Lo que comenzó siendo un entretenimiento, acabó convirtiéndose en otra forma de expresarse, nunca consideró que tuvieran sus obras otro valor que el deseo de comunicarse con ellas, de hecho en muchas las acompañó con frases o versos alegóricos a lo que quería transmitir.
Tuvo una época de pintura en blanco y negro y más tarde incorporó el color.
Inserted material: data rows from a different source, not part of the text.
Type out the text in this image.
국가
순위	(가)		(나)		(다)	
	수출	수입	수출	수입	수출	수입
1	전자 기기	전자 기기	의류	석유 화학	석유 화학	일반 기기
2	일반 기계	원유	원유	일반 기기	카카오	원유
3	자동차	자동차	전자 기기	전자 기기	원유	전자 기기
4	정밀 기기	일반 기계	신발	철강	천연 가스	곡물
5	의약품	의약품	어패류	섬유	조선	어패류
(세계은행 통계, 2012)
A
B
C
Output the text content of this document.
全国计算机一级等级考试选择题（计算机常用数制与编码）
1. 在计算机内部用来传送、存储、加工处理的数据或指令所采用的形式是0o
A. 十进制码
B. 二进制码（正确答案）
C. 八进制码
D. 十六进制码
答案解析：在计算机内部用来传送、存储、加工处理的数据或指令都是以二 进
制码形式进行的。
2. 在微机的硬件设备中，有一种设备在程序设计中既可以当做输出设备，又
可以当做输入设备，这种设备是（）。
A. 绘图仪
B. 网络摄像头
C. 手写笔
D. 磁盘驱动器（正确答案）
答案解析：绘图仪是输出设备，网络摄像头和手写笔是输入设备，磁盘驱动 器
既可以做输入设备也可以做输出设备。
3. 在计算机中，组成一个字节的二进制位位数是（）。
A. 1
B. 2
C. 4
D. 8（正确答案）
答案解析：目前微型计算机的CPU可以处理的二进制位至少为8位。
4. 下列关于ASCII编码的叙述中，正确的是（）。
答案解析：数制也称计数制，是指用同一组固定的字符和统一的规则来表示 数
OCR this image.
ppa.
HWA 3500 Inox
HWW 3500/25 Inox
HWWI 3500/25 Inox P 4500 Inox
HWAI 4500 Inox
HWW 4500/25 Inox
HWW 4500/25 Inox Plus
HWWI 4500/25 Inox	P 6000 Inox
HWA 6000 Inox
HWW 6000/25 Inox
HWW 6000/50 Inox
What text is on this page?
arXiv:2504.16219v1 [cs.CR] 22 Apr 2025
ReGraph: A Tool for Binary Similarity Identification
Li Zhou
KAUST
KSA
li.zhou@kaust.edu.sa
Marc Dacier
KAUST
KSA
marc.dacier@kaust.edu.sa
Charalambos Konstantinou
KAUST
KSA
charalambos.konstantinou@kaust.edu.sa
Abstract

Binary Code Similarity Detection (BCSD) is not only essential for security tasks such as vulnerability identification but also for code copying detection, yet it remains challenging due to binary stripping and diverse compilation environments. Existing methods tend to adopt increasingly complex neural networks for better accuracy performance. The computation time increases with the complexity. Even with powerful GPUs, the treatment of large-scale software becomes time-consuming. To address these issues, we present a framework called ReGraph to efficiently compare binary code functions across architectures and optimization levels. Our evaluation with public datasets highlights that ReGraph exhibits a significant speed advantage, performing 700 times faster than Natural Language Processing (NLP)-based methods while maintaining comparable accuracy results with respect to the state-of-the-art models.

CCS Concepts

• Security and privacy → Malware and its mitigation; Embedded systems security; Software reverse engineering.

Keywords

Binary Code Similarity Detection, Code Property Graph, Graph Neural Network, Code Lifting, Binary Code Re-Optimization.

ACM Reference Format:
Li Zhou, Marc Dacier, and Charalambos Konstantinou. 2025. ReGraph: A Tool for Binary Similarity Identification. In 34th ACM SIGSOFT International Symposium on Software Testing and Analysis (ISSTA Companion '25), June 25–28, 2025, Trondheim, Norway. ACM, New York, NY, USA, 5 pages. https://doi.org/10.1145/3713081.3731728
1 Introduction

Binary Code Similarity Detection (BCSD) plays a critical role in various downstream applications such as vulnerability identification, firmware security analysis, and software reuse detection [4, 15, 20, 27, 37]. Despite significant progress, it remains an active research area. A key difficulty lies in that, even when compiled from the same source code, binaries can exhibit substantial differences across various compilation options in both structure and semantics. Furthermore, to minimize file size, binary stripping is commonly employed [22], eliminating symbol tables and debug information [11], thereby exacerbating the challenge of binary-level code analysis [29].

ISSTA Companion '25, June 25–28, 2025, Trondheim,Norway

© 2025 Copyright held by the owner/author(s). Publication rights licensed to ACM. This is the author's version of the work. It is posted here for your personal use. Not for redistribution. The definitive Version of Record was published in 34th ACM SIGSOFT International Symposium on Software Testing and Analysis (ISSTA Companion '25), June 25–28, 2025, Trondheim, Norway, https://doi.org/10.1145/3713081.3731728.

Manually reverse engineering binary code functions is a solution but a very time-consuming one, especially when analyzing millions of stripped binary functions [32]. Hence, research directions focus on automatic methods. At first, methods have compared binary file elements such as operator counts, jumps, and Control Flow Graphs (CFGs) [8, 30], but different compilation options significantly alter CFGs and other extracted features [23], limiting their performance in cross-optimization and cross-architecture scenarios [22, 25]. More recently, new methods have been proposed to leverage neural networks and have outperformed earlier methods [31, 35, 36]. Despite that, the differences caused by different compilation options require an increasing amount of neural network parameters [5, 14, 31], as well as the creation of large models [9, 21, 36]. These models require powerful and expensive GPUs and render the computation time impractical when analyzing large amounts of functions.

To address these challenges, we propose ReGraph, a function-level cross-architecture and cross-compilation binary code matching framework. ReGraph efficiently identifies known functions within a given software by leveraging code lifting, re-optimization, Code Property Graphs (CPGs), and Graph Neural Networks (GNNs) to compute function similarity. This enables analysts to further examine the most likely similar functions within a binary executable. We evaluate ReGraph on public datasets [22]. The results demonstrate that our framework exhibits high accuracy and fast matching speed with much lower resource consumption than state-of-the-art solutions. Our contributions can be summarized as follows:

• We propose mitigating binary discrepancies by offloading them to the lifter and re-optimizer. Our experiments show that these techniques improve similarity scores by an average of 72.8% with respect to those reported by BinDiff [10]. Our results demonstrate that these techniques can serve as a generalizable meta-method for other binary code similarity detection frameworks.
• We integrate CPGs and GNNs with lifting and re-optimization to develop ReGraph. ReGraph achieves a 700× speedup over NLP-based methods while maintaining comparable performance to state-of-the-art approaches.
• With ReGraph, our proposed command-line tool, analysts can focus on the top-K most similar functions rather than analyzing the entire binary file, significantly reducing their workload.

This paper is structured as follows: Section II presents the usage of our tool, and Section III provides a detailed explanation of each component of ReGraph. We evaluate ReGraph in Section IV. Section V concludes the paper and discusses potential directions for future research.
Muchas de estas obras están en el Centro Cultural Fernando Ateca.
Esta es la obra pictórica de Matilde Camus, de la que se sintió siempre más orgullosa, actualmente conservada por la familia.
Está utilizada en las portadas de tres de sus libros: RAIZ DEL RECUERDO, VIVIR…SOÑAR…SENTIR y la Antología del Centenario VIVIR…AMAR…SENTIR…
Cuando Matilde Camus explicaba esta obra, decía que las imágenes centrales son un hombre y una mujer de espaldas, ella vestida como de gasa o encaje, etérea, casi desaparecida, muerta decía ella, que camina junto a un caballero, con sombrero de copa, levita, de tonos más oscuros, vivo, decía, que la lleva tomada por la cintura. Matilde nunca podía imaginar quedarse sin su esposo, por lo que siempre se imaginó y deseó morir antes que él.